In prima fila le rose prodotte da coltivatrici Keniote acquistate con il contributo di Donne in Campo Calabria

La gigantografia di una donna africana impegnata nel lavoro dei campi, posta all’inizio di corso Mazzini di Catanzaro annunciava ieri mattina l’avvio della settimana equo e solidale.

Subito dopo uno stand stracolmo di prodotti del mercato equo e biologico che sono stati fatti degustare e comprare ai cittadini.

E’ questa l’iniziativa che la Cia Calabria, insieme al Centro Asa Bio e con il patrocinio del comune di Catanzaro, svolgerà, dal 15 al 21 ottobre, a Catanzaro nell’ambito della settimana nazionale per il commercio equo e solidale.

In prima fila le rose provenienti dal Lago Naiyasha del Kenia prodotte da coltivatrici Keniote comprate con il contributo di Donne in Campo Calabria.

Nell’ esprimere la più grande soddisfazione per il successo dell’iniziativa, che ha visto la presenza e solidarietà della cittadinanza, la presidente di Donne in Campo Calabria, Milena Torcia, ha affermato che solo con la maggiore conoscenza e sensibilizzazione della società civile si può modificare l’attuale processo produttivo e distributivo dei prodotti agricoli, che pone al primo posto l’etica e la solidarietà, nel rispetto della salute, dell’ambiente e dei consumatori.

Alessio Sassi, titolare del centro Asa Bio,ha espresso il più vivo apprezzamento per l’impegno della Cia a favore dello sviluppo del commercio equo e solidale.
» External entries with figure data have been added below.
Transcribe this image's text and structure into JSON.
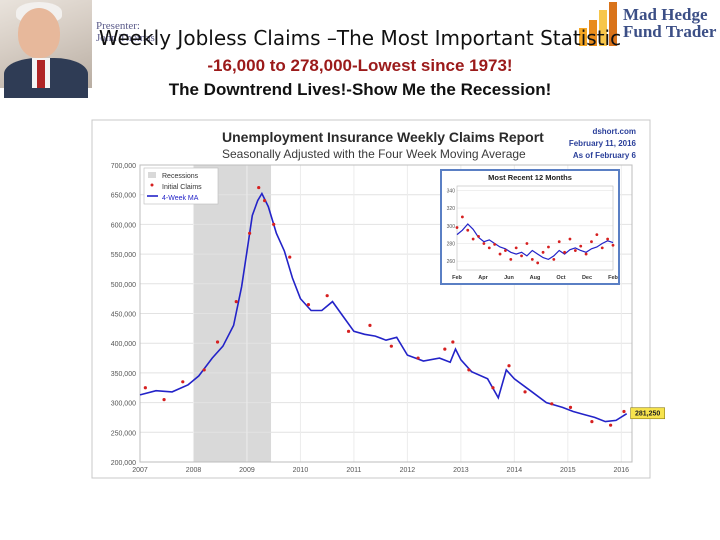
{
  "presenter": {
    "label": "Presenter:",
    "name": "John Thomas"
  },
  "logo": {
    "line1": "Mad Hedge",
    "line2": "Fund Trader",
    "colors": [
      "#f5a623",
      "#e88b1b",
      "#f7c64a",
      "#d9731a"
    ]
  },
  "slide": {
    "title": "Weekly Jobless Claims –The Most Important Statistic",
    "subtitle1": "-16,000 to 278,000-Lowest since 1973!",
    "subtitle2": "The Downtrend Lives!-Show Me the Recession!"
  },
  "chart_data": {
    "type": "line",
    "title": "Unemployment Insurance Weekly Claims Report",
    "subtitle": "Seasonally Adjusted with the Four Week Moving Average",
    "source": "dshort.com",
    "date": "February 11, 2016",
    "as_of": "As of February 6",
    "legend": [
      "Recessions",
      "Initial Claims",
      "4-Week MA"
    ],
    "legend_position": "top-left",
    "y_ticks": [
      "700,000",
      "650,000",
      "600,000",
      "550,000",
      "500,000",
      "450,000",
      "400,000",
      "350,000",
      "300,000",
      "250,000",
      "200,000"
    ],
    "ylim": [
      200000,
      700000
    ],
    "x_ticks": [
      "2007",
      "2008",
      "2009",
      "2010",
      "2011",
      "2012",
      "2013",
      "2014",
      "2015",
      "2016"
    ],
    "xlim": [
      2007.0,
      2016.2
    ],
    "recession": [
      2008.0,
      2009.45
    ],
    "grid": true,
    "callout": "281,250",
    "colors": {
      "ma": "#2323c8",
      "claims": "#d62020",
      "recession": "#d9d9d9",
      "header": "#2b2b2b",
      "meta": "#2a3f9a"
    },
    "series": [
      {
        "name": "4-Week MA",
        "x": [
          2007.0,
          2007.3,
          2007.6,
          2007.9,
          2008.1,
          2008.35,
          2008.55,
          2008.75,
          2008.9,
          2009.0,
          2009.1,
          2009.2,
          2009.28,
          2009.4,
          2009.55,
          2009.7,
          2009.85,
          2010.0,
          2010.2,
          2010.4,
          2010.6,
          2010.8,
          2011.0,
          2011.2,
          2011.4,
          2011.6,
          2011.8,
          2012.0,
          2012.3,
          2012.6,
          2012.8,
          2012.9,
          2013.0,
          2013.2,
          2013.5,
          2013.7,
          2013.85,
          2014.0,
          2014.3,
          2014.6,
          2014.9,
          2015.1,
          2015.3,
          2015.5,
          2015.7,
          2015.9,
          2016.1
        ],
        "values": [
          313000,
          320000,
          318000,
          330000,
          345000,
          375000,
          395000,
          430000,
          495000,
          555000,
          615000,
          640000,
          652000,
          630000,
          585000,
          555000,
          510000,
          475000,
          455000,
          455000,
          470000,
          445000,
          420000,
          415000,
          412000,
          405000,
          410000,
          380000,
          370000,
          375000,
          368000,
          390000,
          372000,
          352000,
          340000,
          308000,
          355000,
          340000,
          320000,
          300000,
          292000,
          285000,
          280000,
          275000,
          268000,
          270000,
          281250
        ]
      },
      {
        "name": "Initial Claims",
        "x": [
          2007.1,
          2007.45,
          2007.8,
          2008.2,
          2008.45,
          2008.8,
          2009.05,
          2009.22,
          2009.33,
          2009.5,
          2009.8,
          2010.15,
          2010.5,
          2010.9,
          2011.3,
          2011.7,
          2012.2,
          2012.7,
          2012.85,
          2013.15,
          2013.6,
          2013.9,
          2014.2,
          2014.7,
          2015.05,
          2015.45,
          2015.8,
          2016.05
        ],
        "values": [
          325000,
          305000,
          335000,
          355000,
          402000,
          470000,
          585000,
          662000,
          640000,
          600000,
          545000,
          465000,
          480000,
          420000,
          430000,
          395000,
          375000,
          390000,
          402000,
          355000,
          325000,
          362000,
          318000,
          298000,
          292000,
          268000,
          262000,
          285000
        ]
      }
    ],
    "inset": {
      "title": "Most Recent 12 Months",
      "x_ticks": [
        "Feb",
        "Apr",
        "Jun",
        "Aug",
        "Oct",
        "Dec",
        "Feb"
      ],
      "y_ticks": [
        "340",
        "320",
        "300",
        "280",
        "260"
      ],
      "ylim": [
        250,
        345
      ],
      "ma": [
        290,
        295,
        302,
        296,
        287,
        282,
        284,
        280,
        276,
        274,
        270,
        268,
        270,
        266,
        272,
        268,
        264,
        262,
        266,
        272,
        268,
        273,
        275,
        272,
        270,
        274,
        276,
        280,
        283,
        281
      ],
      "claims": [
        298,
        310,
        295,
        285,
        288,
        280,
        275,
        279,
        268,
        272,
        262,
        275,
        266,
        280,
        262,
        258,
        270,
        276,
        262,
        282,
        270,
        285,
        272,
        277,
        268,
        282,
        290,
        275,
        285,
        278
      ]
    }
  }
}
Un commercio, basato sulla trasparenza ed il rispetto, che cerca una maggiore equità nel commercio internazionale e contribuisce ad uno sviluppo sostenibile offrendo migliori condizioni di scambio ed assicurando i diritti dei produttori e dei lavoratori svantaggiati, specialmente nel Sud del mondo.
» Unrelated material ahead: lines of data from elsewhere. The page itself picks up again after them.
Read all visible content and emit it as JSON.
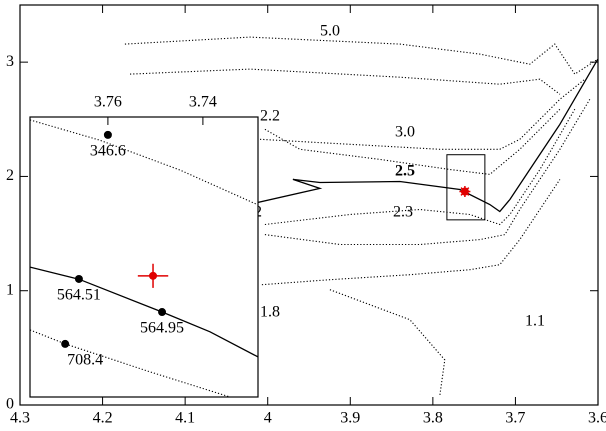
{
  "chart_data": {
    "type": "line",
    "xlim": [
      4.3,
      3.6
    ],
    "ylim": [
      0,
      3.5
    ],
    "xticks": [
      4.3,
      4.2,
      4.1,
      4,
      3.9,
      3.8,
      3.7,
      3.6
    ],
    "yticks": [
      0,
      1,
      2,
      3
    ],
    "series": [
      {
        "name": "5.0",
        "style": "dotted",
        "x": [
          4.1729,
          4.0215,
          3.8399,
          3.7431,
          3.6826,
          3.6523,
          3.6281,
          3.6002
        ],
        "y": [
          3.158,
          3.219,
          3.158,
          3.07,
          2.982,
          3.158,
          2.895,
          3.026
        ]
      },
      {
        "style": "dotted",
        "x": [
          4.1668,
          4.0215,
          3.8399,
          3.7189,
          3.6704,
          3.6462
        ],
        "y": [
          2.895,
          2.939,
          2.868,
          2.807,
          2.851,
          2.719
        ]
      },
      {
        "name": "3.0",
        "style": "dotted",
        "x": [
          4.0094,
          3.9005,
          3.7915,
          3.7189,
          3.6947,
          3.6704,
          3.6462,
          3.616
        ],
        "y": [
          2.325,
          2.281,
          2.237,
          2.237,
          2.325,
          2.5,
          2.675,
          2.851
        ]
      },
      {
        "name": "2.5",
        "style": "solid",
        "x": [
          4.0336,
          3.9368,
          3.9695,
          3.9368,
          3.8399,
          3.7673,
          3.731,
          3.7189,
          3.7067,
          3.6826,
          3.6462,
          3.6002
        ],
        "y": [
          1.737,
          1.895,
          1.974,
          1.947,
          1.956,
          1.886,
          1.754,
          1.693,
          1.798,
          2.061,
          2.456,
          3.026
        ]
      },
      {
        "name": "2.3",
        "style": "dotted",
        "x": [
          4.0034,
          3.9005,
          3.8157,
          3.7552,
          3.7189,
          3.7067,
          3.6704,
          3.6281
        ],
        "y": [
          1.579,
          1.667,
          1.711,
          1.667,
          1.579,
          1.667,
          2.061,
          2.588
        ]
      },
      {
        "name": "2.2",
        "style": "dotted",
        "x": [
          4.0034,
          3.961,
          3.8642,
          3.7794,
          3.731,
          3.6947,
          3.6462
        ],
        "y": [
          2.412,
          2.237,
          2.149,
          2.061,
          2.018,
          2.237,
          2.588
        ]
      },
      {
        "name": "2",
        "style": "dotted",
        "x": [
          4.0034,
          3.9126,
          3.8157,
          3.7431,
          3.7128,
          3.6947,
          3.6462,
          3.6099
        ],
        "y": [
          1.491,
          1.404,
          1.404,
          1.447,
          1.491,
          1.711,
          2.237,
          2.675
        ]
      },
      {
        "name": "1.8",
        "style": "dotted",
        "x": [
          4.007,
          3.9247,
          3.8278,
          3.7552,
          3.7189,
          3.6947,
          3.6462
        ],
        "y": [
          1.053,
          1.096,
          1.14,
          1.184,
          1.228,
          1.447,
          1.974
        ]
      },
      {
        "name": "1.1",
        "style": "dotted",
        "x": [
          3.9247,
          3.8278,
          3.7855,
          3.7915
        ],
        "y": [
          1.009,
          0.746,
          0.395,
          0.088
        ]
      }
    ],
    "points": [
      {
        "x": 3.7612,
        "y": 1.868,
        "color": "#e00000"
      }
    ],
    "box": {
      "xlim": [
        3.783,
        3.737
      ],
      "ylim": [
        1.62,
        2.19
      ]
    },
    "inset": {
      "type": "line",
      "xlim": [
        3.7764,
        3.7284
      ],
      "ylim": [
        1.62,
        2.2
      ],
      "xticks": [
        3.76,
        3.74
      ],
      "series": [
        {
          "style": "dotted",
          "x": [
            3.7764,
            3.7617,
            3.7448,
            3.7284
          ],
          "y": [
            2.194,
            2.152,
            2.09,
            2.018
          ]
        },
        {
          "style": "solid",
          "x": [
            3.7764,
            3.7661,
            3.7486,
            3.7385,
            3.7284
          ],
          "y": [
            1.889,
            1.864,
            1.796,
            1.755,
            1.703
          ]
        },
        {
          "style": "dotted",
          "x": [
            3.7764,
            3.769,
            3.7511,
            3.7343
          ],
          "y": [
            1.759,
            1.73,
            1.672,
            1.62
          ]
        }
      ],
      "points": [
        {
          "x": 3.76,
          "y": 2.163,
          "label": "346.6",
          "color": "#000000"
        },
        {
          "x": 3.7661,
          "y": 1.8645,
          "label": "564.51",
          "color": "#000000"
        },
        {
          "x": 3.7486,
          "y": 1.796,
          "label": "564.95",
          "color": "#000000"
        },
        {
          "x": 3.769,
          "y": 1.73,
          "label": "708.4",
          "color": "#000000"
        },
        {
          "x": 3.7505,
          "y": 1.871,
          "xerr": 0.0032,
          "yerr": 0.025,
          "color": "#e00000"
        }
      ]
    }
  }
}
Il presidente regionale della Cia, Giuseppe Mangone, ha sostenuto che la Cia è a fianco di tutti coloro i quali sono impegnati affinché i produttori e i lavoratori messi ai margini del mercato tradizionale possano essere aiutati a passare da una posizione di vulnerabilità alla sicurezza ed all’autosufficienza economica. Durante la giornata è continuata la raccolta delle firme “ItaliaEuropa - Liberi da Ogm” e per la semplificazione amministrativa.